Aprendamos a ver nas realidades supremas do espírito,
para que a ofensa não se converta em obstáculo anestesiante
de nossas energias no caminho espiritual.
Observemos a natureza.
O lavrador parece ironizar a semente, impondo-lhe a solidão na
cova fria, mas a semente reage, transformando-se em flor e fruto,
a sustentar-lhe o celeiro.
O escultor parece ferir o mármore, aplicando-lhe perfurantes golpes
de buril, mas a pedra responde, oferecendo-lhe a obra-prima a imortalizar-lhe o nome.
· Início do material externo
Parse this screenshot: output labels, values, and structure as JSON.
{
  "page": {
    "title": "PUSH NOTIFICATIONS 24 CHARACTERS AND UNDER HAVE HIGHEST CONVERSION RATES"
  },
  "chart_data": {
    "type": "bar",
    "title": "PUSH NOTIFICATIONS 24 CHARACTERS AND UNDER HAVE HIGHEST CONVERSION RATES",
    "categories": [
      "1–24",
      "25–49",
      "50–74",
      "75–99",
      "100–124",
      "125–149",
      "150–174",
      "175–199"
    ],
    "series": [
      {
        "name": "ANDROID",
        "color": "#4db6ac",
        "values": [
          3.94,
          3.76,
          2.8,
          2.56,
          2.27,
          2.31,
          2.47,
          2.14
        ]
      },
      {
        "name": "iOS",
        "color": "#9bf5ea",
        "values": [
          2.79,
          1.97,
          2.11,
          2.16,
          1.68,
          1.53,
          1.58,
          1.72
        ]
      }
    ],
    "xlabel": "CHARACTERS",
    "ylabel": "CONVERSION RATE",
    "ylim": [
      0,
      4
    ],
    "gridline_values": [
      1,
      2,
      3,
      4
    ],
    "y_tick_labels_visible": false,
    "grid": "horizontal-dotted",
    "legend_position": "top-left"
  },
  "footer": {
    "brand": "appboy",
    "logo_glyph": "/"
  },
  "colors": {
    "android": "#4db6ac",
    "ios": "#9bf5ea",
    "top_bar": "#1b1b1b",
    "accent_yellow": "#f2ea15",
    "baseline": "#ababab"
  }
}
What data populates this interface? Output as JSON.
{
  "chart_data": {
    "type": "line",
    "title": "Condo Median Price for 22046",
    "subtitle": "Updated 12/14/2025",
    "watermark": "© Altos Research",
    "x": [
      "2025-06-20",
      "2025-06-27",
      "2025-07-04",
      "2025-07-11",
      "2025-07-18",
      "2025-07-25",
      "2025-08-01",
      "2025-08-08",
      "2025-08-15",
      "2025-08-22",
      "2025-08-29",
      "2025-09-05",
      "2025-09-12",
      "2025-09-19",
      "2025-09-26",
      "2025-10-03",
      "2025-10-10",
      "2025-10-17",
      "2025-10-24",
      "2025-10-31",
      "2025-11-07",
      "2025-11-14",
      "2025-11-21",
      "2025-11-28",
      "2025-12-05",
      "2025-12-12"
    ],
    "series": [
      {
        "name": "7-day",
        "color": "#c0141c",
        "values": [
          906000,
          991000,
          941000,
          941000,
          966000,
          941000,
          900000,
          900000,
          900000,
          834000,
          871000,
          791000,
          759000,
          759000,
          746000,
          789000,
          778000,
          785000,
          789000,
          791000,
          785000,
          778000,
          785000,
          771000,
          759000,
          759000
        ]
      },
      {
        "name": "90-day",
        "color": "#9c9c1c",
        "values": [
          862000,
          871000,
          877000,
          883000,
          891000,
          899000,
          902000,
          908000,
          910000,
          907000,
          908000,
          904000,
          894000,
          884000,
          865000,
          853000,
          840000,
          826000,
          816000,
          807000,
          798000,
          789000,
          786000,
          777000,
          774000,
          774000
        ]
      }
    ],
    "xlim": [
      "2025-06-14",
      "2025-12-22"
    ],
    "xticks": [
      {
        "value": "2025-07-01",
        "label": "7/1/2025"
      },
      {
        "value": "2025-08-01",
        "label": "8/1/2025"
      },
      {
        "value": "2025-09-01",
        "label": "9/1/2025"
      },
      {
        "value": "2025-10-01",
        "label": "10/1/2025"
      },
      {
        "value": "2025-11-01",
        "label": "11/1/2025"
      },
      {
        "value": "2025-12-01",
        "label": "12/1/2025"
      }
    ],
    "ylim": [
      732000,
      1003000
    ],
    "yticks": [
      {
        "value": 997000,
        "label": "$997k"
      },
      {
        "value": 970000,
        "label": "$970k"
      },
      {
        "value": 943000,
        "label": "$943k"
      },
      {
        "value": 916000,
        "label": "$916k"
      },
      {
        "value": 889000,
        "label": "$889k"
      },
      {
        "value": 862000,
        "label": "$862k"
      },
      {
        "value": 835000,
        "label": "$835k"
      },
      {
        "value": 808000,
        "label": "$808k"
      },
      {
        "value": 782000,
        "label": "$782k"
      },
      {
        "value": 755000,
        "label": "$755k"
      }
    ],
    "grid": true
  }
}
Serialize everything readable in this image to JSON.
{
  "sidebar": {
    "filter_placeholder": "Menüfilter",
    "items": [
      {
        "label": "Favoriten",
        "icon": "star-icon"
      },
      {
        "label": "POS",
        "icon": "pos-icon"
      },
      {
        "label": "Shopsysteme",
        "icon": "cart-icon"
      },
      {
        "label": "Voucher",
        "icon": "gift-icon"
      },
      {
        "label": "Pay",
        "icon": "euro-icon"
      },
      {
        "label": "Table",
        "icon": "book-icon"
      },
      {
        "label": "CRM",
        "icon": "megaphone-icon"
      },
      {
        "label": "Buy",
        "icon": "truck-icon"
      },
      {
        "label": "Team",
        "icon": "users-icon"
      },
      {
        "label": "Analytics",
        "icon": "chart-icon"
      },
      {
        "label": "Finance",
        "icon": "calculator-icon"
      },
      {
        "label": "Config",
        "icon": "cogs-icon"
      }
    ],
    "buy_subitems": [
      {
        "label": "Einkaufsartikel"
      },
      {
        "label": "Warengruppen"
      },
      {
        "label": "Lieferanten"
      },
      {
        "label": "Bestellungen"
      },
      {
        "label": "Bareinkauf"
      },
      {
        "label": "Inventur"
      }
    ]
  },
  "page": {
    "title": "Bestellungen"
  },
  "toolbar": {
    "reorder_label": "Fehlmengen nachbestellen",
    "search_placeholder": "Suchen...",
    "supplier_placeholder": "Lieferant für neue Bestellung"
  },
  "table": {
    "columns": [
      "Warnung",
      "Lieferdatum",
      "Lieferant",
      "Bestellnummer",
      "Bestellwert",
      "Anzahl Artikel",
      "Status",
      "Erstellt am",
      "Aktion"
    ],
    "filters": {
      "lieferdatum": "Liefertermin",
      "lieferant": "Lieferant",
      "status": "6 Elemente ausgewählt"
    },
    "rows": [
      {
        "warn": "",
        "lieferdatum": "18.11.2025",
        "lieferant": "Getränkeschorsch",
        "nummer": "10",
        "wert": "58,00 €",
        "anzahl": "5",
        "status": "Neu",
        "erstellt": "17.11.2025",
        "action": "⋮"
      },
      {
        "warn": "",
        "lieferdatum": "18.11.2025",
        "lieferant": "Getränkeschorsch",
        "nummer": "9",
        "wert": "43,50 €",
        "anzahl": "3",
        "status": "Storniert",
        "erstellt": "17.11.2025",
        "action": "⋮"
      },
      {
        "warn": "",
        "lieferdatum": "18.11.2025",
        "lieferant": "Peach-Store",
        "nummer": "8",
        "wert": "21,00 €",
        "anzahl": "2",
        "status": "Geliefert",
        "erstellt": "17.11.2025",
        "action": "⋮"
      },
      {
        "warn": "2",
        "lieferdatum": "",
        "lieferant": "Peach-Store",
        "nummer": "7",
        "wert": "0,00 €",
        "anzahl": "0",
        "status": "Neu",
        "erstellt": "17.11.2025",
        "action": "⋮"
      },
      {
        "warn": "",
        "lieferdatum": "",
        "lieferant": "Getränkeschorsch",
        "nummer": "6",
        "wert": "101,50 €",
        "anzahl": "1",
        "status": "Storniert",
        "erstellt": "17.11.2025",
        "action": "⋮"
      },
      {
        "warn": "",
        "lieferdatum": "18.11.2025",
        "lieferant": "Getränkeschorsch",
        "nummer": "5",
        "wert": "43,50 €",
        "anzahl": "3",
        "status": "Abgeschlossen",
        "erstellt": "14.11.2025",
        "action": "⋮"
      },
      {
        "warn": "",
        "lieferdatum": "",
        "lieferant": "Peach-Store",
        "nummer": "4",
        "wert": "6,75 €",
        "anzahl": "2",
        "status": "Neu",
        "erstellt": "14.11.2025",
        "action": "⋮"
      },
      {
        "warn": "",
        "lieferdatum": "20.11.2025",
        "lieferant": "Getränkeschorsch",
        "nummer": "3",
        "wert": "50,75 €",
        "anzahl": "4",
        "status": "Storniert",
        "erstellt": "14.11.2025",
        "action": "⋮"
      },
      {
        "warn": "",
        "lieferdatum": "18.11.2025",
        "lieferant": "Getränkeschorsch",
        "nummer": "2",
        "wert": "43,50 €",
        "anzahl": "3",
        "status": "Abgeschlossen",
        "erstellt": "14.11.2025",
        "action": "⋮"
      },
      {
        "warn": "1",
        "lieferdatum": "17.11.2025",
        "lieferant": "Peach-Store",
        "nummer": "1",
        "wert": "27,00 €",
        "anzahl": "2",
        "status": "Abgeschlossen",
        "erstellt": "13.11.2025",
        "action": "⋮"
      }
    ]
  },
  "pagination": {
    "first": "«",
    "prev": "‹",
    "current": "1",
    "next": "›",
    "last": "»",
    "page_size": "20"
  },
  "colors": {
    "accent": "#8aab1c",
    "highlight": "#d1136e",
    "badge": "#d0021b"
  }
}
O artífice parece condenar o tronco bruto à extrema crueldade, desbastando-lhe o corpo, entretanto, a madeira dá forma a utilidades mil, reconfortando-lhe o templo doméstico.
É preciso compreender na ofensa recebida essa ou aquela oportunidade de triunfo sobre nós mesmos.
Sem dificuldade, ninguém consegue aferir as próprias conquistas;
sem luta, o mérito é simples palavra ornamental.
Lembremo-nos de que o Mestre inesquecível recebeu a ofensa da morte na cruz, transubstanciando-a em luminosa ressurreição.
Do escuro menosprezo da Terra fez Jesus
o caminho radiante para os Céus.
Não te esqueças de semelhante verdade e faze do golpe que recebeste no cotidiano, abençoado motivo de progresso e renovação.
Auxilia aos que te seguem os passos e mantém a certeza de que receberás em pagamento de paz e luz o concurso daqueles que te antecederam no acesso às culminâncias da Vida Maior.